La questione della funzione di rieducazione della pena insieme a quella dei trattamenti rispettosi della dignità dei detenuti, è tornata fortemente alla ribalta come argomento principale della politica è del mondo istituzionale. I troppi episodi in carcere di violenza, di suicidi di persone condannate ovvero in attesa di giudizio definitivo, hanno di nuovo accesso l’attenzione degli addetti ai lavori sulla condizione di vita dei detenuti, sui percorsi rieducativi finalizzati al loro inserimento della società una volta scontata la pena. Il decreto del Governo , diventato legge qualche giorno fa, è un primo segnale per risolvere i problemi che si vivono quotidianamente all’interno degli istituti penitenziali , anche se nulla o poco prevede in merito ai progetti rieducativi dei condannati, ma con la previsione di nuovo organico, soprattutto di agenti penitenziari, il coinvolgimento dei medici del SSN all’interno degli istituti penitenziali, la possibilità per i detenuti di avere maggiori colloqui telefonici, l’introduzione del nuovo reato di indebita destinazione di denaro o cose mobili con la pubblica amministrazione, norme sulla liberazione anticipata e norme specifiche sulla detenzione domiciliare per gli over 70 e detenuti con gravi problemi di salute.

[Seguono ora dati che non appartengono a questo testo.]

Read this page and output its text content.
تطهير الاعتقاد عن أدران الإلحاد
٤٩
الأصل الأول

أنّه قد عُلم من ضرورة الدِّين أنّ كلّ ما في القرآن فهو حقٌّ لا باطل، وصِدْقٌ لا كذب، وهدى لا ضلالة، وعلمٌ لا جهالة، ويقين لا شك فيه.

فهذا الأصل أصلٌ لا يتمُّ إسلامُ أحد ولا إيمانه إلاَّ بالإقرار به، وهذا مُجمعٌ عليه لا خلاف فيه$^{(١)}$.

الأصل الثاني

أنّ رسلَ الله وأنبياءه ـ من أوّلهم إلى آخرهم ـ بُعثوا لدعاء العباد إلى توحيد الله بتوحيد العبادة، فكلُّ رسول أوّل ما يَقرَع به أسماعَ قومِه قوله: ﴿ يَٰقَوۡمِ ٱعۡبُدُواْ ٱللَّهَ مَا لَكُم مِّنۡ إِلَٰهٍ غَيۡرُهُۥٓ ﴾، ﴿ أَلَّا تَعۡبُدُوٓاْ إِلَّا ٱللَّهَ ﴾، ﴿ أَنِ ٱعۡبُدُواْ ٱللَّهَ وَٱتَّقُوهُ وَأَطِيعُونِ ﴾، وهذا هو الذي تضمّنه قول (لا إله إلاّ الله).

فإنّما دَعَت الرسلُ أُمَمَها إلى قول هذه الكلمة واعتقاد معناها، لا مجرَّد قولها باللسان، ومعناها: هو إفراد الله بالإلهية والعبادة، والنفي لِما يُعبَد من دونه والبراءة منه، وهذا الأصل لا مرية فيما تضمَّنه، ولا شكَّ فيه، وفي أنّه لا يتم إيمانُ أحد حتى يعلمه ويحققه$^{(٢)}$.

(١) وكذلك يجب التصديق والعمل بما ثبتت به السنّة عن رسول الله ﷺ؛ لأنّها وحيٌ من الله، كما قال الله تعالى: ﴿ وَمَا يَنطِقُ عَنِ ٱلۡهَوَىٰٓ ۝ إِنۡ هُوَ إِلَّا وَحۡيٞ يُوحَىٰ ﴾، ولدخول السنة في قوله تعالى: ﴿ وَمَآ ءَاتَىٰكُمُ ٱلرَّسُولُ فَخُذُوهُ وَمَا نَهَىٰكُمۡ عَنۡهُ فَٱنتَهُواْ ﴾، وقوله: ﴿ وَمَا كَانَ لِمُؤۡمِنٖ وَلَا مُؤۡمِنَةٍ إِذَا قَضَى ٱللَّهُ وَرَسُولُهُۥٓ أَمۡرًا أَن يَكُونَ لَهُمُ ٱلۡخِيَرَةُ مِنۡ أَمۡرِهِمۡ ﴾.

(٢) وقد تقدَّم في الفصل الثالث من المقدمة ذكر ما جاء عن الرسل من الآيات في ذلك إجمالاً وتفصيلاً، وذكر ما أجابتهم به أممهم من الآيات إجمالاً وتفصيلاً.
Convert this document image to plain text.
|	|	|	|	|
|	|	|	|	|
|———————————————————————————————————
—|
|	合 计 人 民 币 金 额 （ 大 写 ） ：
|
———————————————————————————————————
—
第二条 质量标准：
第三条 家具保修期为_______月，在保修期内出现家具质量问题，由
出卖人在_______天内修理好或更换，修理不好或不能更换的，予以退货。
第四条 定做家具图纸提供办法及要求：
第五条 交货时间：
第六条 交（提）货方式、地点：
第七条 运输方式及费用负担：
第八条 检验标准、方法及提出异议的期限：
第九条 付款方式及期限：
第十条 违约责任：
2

Questi i punti salienti della normativa appena approvata, con i quali si interviene.
Sulla bontà dei contenuti della normativa de qua è prematuro dare un giudizio, sia positivo che negativo, ma è certamente un inizio per mantenere alta l’attenzione sui diritti dei detenuti e sulla funzione della pena, sia nel suo momento ” afflittivo ” e punitivo ma soprattutto in quello della rieducazione e della preparazione del reo, una volta espiata la pena , all’effettivo reinserimento nella società attraverso la piena accettazione della legalità quale regola di condotta dei comportamenti umani.
Pertanto, la funzione rieducativa della pena è il divieto di trattamenti inumani e degradanti , come la Costituzione prevede all’art. 27, devono sempre presiedere ogni riforma in materia carceraria per consentire, citando Aldo Moro , la rieducazione morale e civile del condannato, in quanto il carcere non deve solo essere un luogo di afflizione, di sola e pura punizione ed espiazione della pena, ma soprattutto un luogo di recupero umano, sociale e morale del condannato, non basta dunque il ripristino dell’ordine giuridico violato attraverso la irrogazione della sanzione quale elemento qualificante del diritto penale.
E ogni riforma, soprattutto nella materia in argomento, deve avere come stella polare e guida la Costituzione italiana e i suoi principi, ricordando sempre che il nostro Stato democratico si basa essenzialmente sul riconoscimento della dignità umana di ogni persona.
Dott. Marco Grossi
Studioso di diritto costituzionale e diritto civile.